I will be horny for about another two hours. Feel free to call me until then.
i can't watch a movie tonight dude, im smoking weed
you smoke with your eyes?
I'm at a job interview and I smoked a little before I came. I thought it would make me less nervous. Boy was I wrong.
at a bonfire and someone threw a plastic cup in the fire. everyone immediately stopped what they were doing to yell collectively at him about what he was doing to the environment, then went back to drinking
only in oregon
so i am drinking whiskey and watching home alone 2 by myself. it turns out moving to a foreign country isn't all that different after all.
Most guys don't get turned on by "skinny, gangly legged girl with glasses laying in bed touching herself." You better start working on your diction if you're gonna keep up the sexting.
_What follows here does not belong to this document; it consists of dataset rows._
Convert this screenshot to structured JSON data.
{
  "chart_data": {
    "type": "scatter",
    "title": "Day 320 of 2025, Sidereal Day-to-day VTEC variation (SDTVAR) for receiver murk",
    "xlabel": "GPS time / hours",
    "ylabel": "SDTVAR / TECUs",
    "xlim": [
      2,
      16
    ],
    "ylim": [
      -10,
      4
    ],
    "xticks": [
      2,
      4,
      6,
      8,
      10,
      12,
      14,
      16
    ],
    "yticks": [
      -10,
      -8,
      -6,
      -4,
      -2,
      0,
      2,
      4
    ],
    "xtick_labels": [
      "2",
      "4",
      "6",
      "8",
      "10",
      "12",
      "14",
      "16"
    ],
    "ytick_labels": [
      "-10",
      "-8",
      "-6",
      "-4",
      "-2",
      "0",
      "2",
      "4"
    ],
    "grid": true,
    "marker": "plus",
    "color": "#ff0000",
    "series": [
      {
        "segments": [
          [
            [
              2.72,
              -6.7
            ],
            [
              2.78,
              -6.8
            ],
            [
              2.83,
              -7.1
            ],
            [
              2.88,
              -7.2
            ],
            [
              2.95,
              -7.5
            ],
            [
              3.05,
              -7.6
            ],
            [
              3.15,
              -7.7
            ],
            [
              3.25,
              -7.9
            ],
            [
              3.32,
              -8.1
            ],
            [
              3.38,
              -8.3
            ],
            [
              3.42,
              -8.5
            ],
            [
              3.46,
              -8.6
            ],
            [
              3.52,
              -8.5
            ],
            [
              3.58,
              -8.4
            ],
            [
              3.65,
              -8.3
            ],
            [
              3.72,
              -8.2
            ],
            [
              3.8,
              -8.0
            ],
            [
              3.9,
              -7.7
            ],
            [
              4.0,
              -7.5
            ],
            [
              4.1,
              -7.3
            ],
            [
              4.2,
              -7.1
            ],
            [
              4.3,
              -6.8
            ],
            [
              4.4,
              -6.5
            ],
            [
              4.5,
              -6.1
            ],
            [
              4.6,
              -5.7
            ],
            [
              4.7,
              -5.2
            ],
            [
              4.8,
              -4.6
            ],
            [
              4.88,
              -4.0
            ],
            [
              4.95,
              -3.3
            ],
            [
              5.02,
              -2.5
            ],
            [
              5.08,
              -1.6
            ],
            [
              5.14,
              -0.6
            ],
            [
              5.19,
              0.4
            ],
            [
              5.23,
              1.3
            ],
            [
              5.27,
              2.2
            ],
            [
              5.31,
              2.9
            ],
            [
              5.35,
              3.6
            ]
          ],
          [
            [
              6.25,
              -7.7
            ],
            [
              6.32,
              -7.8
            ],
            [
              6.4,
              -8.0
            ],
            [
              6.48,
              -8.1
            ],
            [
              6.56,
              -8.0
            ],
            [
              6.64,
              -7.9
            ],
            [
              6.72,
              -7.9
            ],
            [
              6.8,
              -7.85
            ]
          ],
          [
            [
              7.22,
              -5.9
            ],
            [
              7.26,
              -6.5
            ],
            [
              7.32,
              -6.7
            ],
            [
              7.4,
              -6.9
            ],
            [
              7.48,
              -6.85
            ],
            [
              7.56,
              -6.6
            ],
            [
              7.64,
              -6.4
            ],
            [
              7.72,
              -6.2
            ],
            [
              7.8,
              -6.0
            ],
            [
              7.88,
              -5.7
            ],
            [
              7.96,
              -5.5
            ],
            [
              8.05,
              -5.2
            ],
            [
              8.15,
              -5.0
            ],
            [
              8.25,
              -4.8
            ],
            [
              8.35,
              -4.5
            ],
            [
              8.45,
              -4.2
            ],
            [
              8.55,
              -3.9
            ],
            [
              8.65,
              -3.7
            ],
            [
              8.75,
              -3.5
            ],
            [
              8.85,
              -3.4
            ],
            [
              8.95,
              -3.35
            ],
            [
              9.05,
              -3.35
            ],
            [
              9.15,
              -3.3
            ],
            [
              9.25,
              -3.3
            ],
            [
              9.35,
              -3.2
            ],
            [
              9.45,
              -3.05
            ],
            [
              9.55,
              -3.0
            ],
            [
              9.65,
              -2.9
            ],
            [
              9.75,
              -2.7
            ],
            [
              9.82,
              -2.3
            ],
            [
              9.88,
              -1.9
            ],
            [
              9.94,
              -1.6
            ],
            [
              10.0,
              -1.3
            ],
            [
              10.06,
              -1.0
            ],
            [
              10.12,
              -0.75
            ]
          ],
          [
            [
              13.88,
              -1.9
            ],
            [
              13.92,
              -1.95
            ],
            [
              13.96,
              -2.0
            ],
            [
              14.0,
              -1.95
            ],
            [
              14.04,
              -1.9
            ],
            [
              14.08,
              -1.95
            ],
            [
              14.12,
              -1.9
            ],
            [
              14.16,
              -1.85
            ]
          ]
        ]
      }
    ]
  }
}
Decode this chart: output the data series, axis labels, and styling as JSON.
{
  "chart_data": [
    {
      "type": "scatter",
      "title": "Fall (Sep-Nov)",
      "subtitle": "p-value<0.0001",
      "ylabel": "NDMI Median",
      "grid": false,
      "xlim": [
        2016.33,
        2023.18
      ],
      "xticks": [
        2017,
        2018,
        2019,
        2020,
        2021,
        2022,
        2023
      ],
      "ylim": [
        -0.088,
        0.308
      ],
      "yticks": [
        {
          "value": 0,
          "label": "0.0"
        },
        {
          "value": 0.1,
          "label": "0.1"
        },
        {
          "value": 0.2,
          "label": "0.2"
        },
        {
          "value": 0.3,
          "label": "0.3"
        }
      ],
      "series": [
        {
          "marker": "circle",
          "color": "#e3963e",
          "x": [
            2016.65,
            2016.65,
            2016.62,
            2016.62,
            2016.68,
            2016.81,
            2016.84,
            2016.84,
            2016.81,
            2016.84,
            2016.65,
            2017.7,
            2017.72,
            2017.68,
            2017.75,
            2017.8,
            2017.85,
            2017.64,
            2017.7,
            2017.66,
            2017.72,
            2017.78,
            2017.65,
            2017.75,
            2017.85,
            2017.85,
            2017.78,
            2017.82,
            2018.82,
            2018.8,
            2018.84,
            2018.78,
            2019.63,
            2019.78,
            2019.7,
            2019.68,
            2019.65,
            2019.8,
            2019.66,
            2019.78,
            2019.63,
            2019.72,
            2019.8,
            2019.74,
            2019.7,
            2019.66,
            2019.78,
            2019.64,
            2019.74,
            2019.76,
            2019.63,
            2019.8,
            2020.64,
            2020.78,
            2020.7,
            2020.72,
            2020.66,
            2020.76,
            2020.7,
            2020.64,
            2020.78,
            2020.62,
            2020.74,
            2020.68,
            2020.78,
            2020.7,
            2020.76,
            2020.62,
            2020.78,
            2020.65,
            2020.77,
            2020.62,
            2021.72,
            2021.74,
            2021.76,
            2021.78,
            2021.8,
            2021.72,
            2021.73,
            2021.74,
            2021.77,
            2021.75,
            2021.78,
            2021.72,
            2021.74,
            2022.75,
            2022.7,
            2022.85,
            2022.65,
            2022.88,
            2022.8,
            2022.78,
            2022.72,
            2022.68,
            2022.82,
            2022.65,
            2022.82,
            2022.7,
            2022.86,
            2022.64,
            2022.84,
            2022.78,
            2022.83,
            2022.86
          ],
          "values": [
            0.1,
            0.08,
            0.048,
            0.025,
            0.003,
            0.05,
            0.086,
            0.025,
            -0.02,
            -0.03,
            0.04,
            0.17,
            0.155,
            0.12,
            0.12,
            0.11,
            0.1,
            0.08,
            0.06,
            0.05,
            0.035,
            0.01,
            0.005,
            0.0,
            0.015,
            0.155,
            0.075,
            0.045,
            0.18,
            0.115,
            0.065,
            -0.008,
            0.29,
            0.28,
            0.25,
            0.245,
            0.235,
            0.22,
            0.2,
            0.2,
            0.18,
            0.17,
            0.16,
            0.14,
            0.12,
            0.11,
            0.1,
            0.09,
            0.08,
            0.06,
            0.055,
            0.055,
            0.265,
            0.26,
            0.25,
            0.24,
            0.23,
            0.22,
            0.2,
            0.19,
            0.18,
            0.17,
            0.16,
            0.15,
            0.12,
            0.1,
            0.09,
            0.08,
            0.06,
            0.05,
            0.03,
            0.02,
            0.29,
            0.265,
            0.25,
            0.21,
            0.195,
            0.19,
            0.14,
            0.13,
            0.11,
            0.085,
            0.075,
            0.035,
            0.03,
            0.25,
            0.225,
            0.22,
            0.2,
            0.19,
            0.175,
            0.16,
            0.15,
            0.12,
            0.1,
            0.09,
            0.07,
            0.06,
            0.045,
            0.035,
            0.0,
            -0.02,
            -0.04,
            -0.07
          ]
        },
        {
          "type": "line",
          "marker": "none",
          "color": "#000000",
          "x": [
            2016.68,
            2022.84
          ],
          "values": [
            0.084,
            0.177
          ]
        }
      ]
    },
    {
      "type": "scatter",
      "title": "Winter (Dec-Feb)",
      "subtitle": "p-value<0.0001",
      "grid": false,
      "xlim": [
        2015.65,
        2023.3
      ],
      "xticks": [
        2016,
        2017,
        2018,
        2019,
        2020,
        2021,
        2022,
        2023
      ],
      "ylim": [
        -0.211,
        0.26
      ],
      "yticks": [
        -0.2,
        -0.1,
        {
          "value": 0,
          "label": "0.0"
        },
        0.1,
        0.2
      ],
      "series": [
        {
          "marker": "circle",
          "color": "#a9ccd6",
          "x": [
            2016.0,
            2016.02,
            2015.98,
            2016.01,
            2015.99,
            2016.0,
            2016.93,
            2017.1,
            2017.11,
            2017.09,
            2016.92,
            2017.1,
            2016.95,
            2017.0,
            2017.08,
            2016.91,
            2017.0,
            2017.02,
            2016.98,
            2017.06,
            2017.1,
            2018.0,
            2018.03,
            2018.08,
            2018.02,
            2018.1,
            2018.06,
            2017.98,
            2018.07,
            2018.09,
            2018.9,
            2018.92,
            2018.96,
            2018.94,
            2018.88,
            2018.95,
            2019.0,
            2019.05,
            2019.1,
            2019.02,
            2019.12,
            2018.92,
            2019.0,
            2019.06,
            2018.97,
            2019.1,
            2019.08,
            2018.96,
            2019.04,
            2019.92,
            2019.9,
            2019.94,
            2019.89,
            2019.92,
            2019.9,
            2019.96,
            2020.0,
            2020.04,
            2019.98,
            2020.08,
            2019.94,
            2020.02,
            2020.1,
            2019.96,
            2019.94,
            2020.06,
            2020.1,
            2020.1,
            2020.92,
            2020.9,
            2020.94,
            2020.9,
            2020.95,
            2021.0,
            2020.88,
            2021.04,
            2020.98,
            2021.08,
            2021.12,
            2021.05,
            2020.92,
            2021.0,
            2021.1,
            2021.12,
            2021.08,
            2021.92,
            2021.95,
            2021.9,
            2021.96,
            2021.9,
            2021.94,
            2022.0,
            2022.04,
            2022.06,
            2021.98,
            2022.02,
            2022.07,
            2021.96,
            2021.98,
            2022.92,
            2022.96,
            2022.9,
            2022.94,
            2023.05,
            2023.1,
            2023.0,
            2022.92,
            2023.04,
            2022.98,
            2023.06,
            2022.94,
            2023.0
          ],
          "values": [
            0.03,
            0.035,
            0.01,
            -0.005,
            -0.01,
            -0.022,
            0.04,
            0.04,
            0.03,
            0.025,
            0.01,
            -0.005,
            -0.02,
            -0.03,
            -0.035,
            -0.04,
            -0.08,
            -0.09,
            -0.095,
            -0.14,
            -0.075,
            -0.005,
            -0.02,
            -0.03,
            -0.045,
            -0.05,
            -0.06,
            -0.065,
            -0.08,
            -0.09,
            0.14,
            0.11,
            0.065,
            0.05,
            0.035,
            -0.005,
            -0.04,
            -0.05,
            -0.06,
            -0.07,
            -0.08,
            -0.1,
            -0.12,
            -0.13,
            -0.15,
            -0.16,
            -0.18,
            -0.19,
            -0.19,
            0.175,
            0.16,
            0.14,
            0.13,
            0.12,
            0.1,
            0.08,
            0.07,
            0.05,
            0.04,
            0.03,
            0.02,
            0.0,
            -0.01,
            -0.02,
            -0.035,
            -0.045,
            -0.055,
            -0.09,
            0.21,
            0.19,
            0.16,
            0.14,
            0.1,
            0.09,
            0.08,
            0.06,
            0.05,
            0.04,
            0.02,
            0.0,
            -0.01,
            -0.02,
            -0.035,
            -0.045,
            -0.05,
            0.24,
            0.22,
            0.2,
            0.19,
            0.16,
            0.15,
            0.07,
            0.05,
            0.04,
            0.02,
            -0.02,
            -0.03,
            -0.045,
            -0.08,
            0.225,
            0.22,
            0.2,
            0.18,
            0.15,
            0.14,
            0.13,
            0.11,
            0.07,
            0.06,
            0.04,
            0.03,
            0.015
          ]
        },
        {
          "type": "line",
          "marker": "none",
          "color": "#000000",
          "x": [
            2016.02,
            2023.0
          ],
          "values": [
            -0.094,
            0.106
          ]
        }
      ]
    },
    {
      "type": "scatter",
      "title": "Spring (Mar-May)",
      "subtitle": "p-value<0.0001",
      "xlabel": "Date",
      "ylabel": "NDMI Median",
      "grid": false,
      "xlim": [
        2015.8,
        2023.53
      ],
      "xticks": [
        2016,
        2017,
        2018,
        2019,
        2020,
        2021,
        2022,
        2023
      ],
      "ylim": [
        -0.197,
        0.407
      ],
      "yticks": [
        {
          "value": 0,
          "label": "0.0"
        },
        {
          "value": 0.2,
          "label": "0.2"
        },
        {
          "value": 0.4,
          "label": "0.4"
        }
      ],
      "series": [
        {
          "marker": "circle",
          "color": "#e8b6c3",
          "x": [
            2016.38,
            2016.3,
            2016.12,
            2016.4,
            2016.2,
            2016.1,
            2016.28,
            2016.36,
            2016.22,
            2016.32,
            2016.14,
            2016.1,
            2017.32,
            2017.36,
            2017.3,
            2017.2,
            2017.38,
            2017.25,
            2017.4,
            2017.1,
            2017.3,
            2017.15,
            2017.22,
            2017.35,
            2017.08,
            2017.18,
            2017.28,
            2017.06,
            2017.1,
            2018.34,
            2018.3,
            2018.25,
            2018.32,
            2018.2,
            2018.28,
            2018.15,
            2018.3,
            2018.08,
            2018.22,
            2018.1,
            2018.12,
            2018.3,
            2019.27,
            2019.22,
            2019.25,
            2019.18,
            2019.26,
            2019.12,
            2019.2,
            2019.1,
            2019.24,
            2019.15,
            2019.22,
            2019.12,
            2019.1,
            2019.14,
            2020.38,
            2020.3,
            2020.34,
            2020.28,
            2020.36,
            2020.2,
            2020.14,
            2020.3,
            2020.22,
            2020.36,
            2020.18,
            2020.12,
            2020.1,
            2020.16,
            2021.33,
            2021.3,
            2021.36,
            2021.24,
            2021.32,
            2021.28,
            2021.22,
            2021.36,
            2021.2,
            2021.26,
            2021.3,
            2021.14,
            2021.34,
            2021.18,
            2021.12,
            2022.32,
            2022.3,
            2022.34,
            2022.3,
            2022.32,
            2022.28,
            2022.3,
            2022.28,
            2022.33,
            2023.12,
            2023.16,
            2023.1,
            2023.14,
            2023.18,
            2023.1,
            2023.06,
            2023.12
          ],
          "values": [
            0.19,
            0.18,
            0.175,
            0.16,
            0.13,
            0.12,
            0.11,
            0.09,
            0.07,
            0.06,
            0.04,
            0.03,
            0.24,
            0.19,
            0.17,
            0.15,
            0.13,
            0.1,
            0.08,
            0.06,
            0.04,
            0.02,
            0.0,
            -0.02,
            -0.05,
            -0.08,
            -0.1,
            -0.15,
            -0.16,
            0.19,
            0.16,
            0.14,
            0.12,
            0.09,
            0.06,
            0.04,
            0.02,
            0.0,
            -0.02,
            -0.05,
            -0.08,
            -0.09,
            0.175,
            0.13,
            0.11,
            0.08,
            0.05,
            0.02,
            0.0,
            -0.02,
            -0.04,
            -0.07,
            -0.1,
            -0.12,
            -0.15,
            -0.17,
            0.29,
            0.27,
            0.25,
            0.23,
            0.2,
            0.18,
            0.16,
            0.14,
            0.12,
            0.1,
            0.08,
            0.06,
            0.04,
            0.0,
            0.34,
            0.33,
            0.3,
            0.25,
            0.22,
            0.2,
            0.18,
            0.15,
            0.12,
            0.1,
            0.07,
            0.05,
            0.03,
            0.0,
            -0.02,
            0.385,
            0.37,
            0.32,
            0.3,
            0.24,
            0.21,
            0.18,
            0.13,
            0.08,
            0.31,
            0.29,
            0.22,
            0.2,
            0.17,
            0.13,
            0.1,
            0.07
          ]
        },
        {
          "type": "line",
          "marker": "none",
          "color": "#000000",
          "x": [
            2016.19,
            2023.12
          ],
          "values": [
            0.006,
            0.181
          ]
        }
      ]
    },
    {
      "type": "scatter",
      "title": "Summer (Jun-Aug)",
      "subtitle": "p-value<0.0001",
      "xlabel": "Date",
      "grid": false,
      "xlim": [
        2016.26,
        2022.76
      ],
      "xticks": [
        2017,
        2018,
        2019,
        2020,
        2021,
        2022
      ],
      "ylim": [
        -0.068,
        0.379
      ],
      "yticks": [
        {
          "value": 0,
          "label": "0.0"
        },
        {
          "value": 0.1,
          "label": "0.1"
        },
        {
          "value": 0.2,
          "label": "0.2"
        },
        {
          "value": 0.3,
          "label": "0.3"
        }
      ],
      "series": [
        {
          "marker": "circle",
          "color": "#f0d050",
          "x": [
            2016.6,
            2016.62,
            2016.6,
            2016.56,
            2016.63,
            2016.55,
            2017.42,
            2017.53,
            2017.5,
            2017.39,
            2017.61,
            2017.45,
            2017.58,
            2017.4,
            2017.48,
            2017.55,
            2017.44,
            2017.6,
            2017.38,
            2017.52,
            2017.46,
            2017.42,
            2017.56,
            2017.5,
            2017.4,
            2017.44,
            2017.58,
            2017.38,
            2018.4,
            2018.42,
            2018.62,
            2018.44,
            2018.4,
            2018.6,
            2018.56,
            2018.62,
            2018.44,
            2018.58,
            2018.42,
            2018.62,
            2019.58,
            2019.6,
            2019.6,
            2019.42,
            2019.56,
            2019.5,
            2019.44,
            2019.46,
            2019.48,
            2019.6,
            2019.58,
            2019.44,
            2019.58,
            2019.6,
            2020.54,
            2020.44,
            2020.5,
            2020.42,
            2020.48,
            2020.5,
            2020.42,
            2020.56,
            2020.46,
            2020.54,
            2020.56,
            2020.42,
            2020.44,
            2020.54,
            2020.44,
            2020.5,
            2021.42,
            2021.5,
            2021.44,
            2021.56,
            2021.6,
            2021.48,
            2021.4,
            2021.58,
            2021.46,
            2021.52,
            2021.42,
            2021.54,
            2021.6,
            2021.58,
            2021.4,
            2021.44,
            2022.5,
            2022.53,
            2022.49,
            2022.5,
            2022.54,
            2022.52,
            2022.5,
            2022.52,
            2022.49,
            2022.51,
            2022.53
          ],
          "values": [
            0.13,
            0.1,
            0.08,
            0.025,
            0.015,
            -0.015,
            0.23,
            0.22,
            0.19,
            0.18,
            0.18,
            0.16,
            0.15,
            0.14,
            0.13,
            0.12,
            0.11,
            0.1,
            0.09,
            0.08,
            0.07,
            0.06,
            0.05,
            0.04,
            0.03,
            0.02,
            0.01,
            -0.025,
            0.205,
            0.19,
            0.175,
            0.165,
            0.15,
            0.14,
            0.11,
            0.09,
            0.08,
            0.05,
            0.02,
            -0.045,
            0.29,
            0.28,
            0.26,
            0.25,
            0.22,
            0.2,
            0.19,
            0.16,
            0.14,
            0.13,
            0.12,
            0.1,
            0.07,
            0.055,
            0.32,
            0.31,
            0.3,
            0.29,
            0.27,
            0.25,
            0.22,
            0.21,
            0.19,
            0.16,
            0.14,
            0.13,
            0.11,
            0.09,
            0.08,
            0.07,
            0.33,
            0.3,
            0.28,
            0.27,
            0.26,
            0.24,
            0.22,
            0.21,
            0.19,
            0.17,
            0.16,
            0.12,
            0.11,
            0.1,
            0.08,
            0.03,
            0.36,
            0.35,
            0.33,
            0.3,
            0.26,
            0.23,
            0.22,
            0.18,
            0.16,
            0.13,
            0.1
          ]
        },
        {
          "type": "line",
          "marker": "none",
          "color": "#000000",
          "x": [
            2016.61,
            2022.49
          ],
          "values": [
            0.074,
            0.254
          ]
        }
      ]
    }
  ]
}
Ya know, I lied. I wouldn't mess with him. Not because of the crazy/rehab issues... but because he wears tank-tops.
marshmallow pipe was a success. so was melon pipe. come try it
I really hope your new roommate never finds out we had a threesome with a bisexual British guy in his room the night before he moved in.
Wanna shave the hair on my back? If you're offended I was joking, if not I'll bring booze and maybe you can do other regions too.
I was just thinking about our drunk conversation about having sex with elephants the other night. Love you bud. Stay strong.
Was i rolling around in a parking lot last night
I woke up next to a Big Mac box.. And had no sheets or clothes on. The night was a success I think.
Ok, there are marshmallows shaped like elephants
when I finally sobered up enough to get out of bed this morning I went to talk to mom and forgot that I had TITS written in big letters on both my hands. I love drinking games.